Edit: According to comment conversations we revise the question.
Let $G$ be a group. We consider the following subset of $G$: $$\{g\in G \mid e^{\lambda_g} \in \mathbb{C}\lambda (G)\},$$ where $\lambda_g\in C^*_{\text{red}}(G)$ is the left regular representation of $g$.
Under which conditions is this subset a subgroup of $G$? What is a description of this subset or subgroup?
Let $(\delta_g)_{g\in G}$ be the canonical basis of $\mathbf{C}G$. Define $\exp(g)=\sum\frac1{n!}\delta_g^n$ as an element of the reduced $C^*$-algebra.
I claim that $\exp(g)\in\mathbf{C}G$ iff $g$ has finite order.
It's clear if $g$ has finite order. For the converse, I claim that more generally that for every summable sequence $(c_g)_{g\in G}$, the element $\sum_g c_g\delta_g$ has norm $\ge \left(\sum_g|c_g|^2\right)^{1/2}$; in particular it belongs to $\mathbf{C}G$ (if and) only if $(c_g)$ is finitely supported.
Indeed, for $\varepsilon>0$ (say $<1$), there exists a finite subset $I$ of $G$ such that $\sum_{g\in J}|c_g|\le\varepsilon$ for every finite subset $J$ of $G$ disjoint of $I$. Hence $\left\|\sum_g c_g\delta_g\right\|\ge \left\|\sum_{g\in I} c_g\delta_g\right\|-\varepsilon$, and also $\left\|\sum_{g\in I} c_g\delta_g\right\|_2\ge \left\|\sum_{g} c_g\delta_g\right\|_2-\varepsilon$.
Evaluation at $\delta_1\in\ell_2(G)$ shows that the $C^*$-norm on $\mathbf{C}G$ is $\ge$ than the $\ell^2$ norm.
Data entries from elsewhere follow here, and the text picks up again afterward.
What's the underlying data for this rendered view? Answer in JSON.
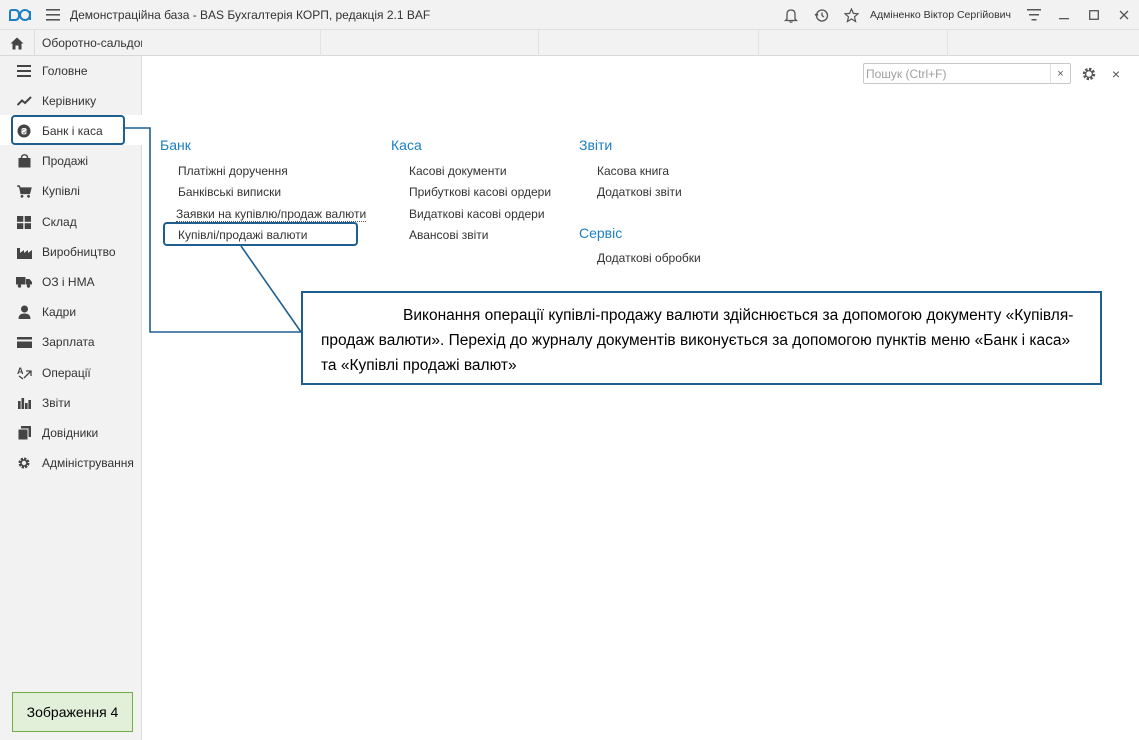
{
  "app": {
    "title": "Демонстраційна база - BAS Бухгалтерія КОРП, редакція 2.1 BAF",
    "user": "Адміненко Віктор Сергійович"
  },
  "tabs": {
    "home_icon": "home-icon",
    "open_tab": "Оборотно-сальдова"
  },
  "sidebar": {
    "items": [
      {
        "label": "Головне",
        "icon": "menu-lines-icon"
      },
      {
        "label": "Керівнику",
        "icon": "trend-icon"
      },
      {
        "label": "Банк і каса",
        "icon": "coin-icon"
      },
      {
        "label": "Продажі",
        "icon": "bag-icon"
      },
      {
        "label": "Купівлі",
        "icon": "cart-icon"
      },
      {
        "label": "Склад",
        "icon": "grid-icon"
      },
      {
        "label": "Виробництво",
        "icon": "factory-icon"
      },
      {
        "label": "ОЗ і НМА",
        "icon": "truck-icon"
      },
      {
        "label": "Кадри",
        "icon": "person-icon"
      },
      {
        "label": "Зарплата",
        "icon": "card-icon"
      },
      {
        "label": "Операції",
        "icon": "operations-icon"
      },
      {
        "label": "Звіти",
        "icon": "bar-chart-icon"
      },
      {
        "label": "Довідники",
        "icon": "books-icon"
      },
      {
        "label": "Адміністрування",
        "icon": "gear-icon"
      }
    ],
    "active_index": 2
  },
  "search": {
    "placeholder": "Пошук (Ctrl+F)",
    "clear": "×"
  },
  "close_label": "×",
  "sections": {
    "bank": {
      "title": "Банк",
      "links": [
        "Платіжні доручення",
        "Банківські виписки",
        "Заявки на купівлю/продаж валюти",
        "Купівлі/продажі валюти"
      ]
    },
    "cash": {
      "title": "Каса",
      "links": [
        "Касові документи",
        "Прибуткові касові ордери",
        "Видаткові касові ордери",
        "Авансові звіти"
      ]
    },
    "reports": {
      "title": "Звіти",
      "links": [
        "Касова книга",
        "Додаткові звіти"
      ]
    },
    "service": {
      "title": "Сервіс",
      "links": [
        "Додаткові обробки"
      ]
    }
  },
  "callout": {
    "text": "Виконання операції купівлі-продажу валюти здійснюється за допомогою документу «Купівля-продаж валюти». Перехід до журналу документів виконується за допомогою пунктів меню «Банк і каса» та «Купівлі продажі валют»"
  },
  "caption": "Зображення 4",
  "colors": {
    "accent": "#1b7fc2",
    "annotation": "#1f5f8f",
    "caption_bg": "#e2efd9",
    "caption_border": "#70ad47"
  }
}
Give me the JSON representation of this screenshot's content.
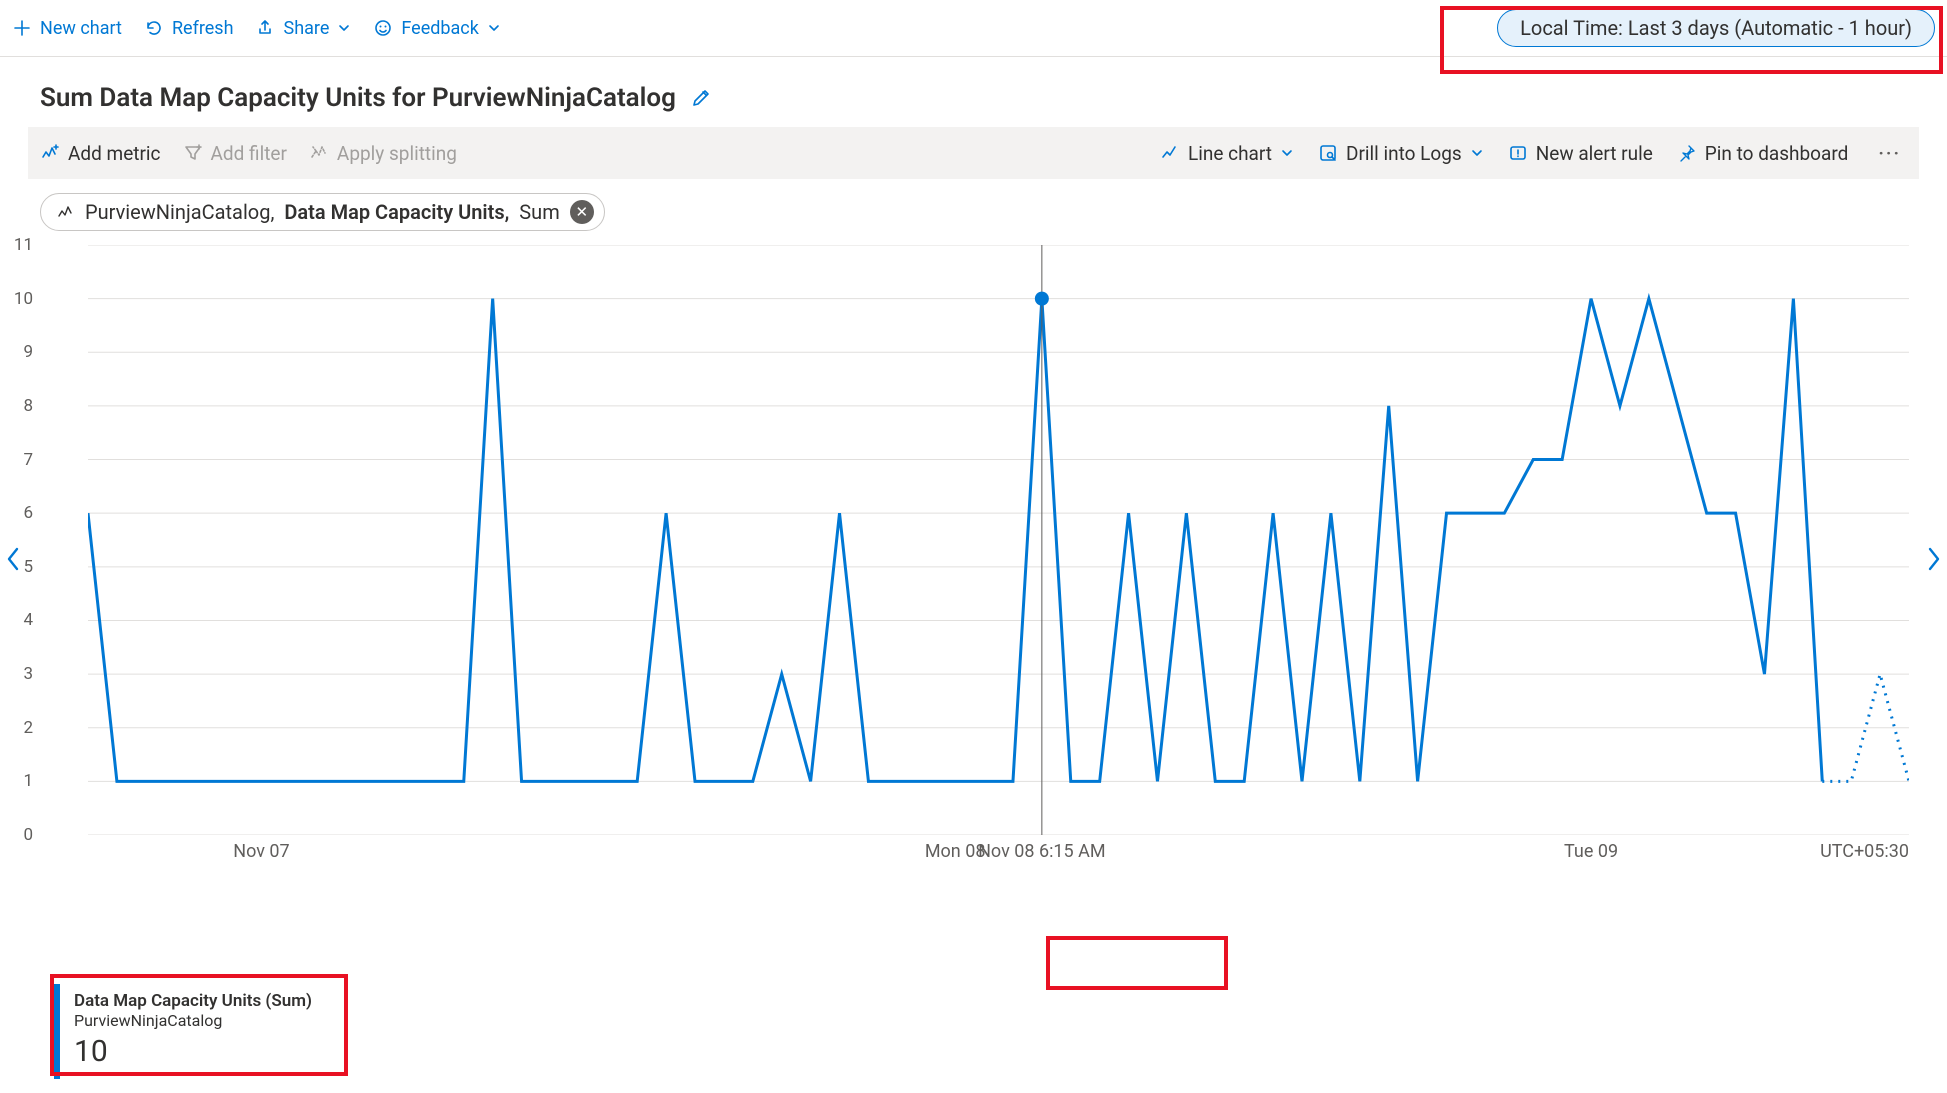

Hence $$\left\|\sum_g c_g\delta_g\right\|\ge \left\|\sum_{g\in I} c_g\delta_g\right\|_2-\varepsilon\ge \left\|\sum_{g} c_g\delta_g\right\|_2-2\varepsilon;$$ since this holds for all $\varepsilon>0$ one gets $\|x\|\ge \|x\|_2$ for $x=\sum_gc_g\delta_g$, which is the desired inequality.
For the conclusion, if $\sum c_g\delta_g=\sum c'_g\delta_g$ with $(c'_g)$ finitely supported, one has $\sum (c_g-c'_g)\delta_g=0$, and hence $\sum_g|c_g-c'_g|^2=0$, so $c_g=c'_g$ for all $g$. Hence $(c_g)$ is finitely supported as well.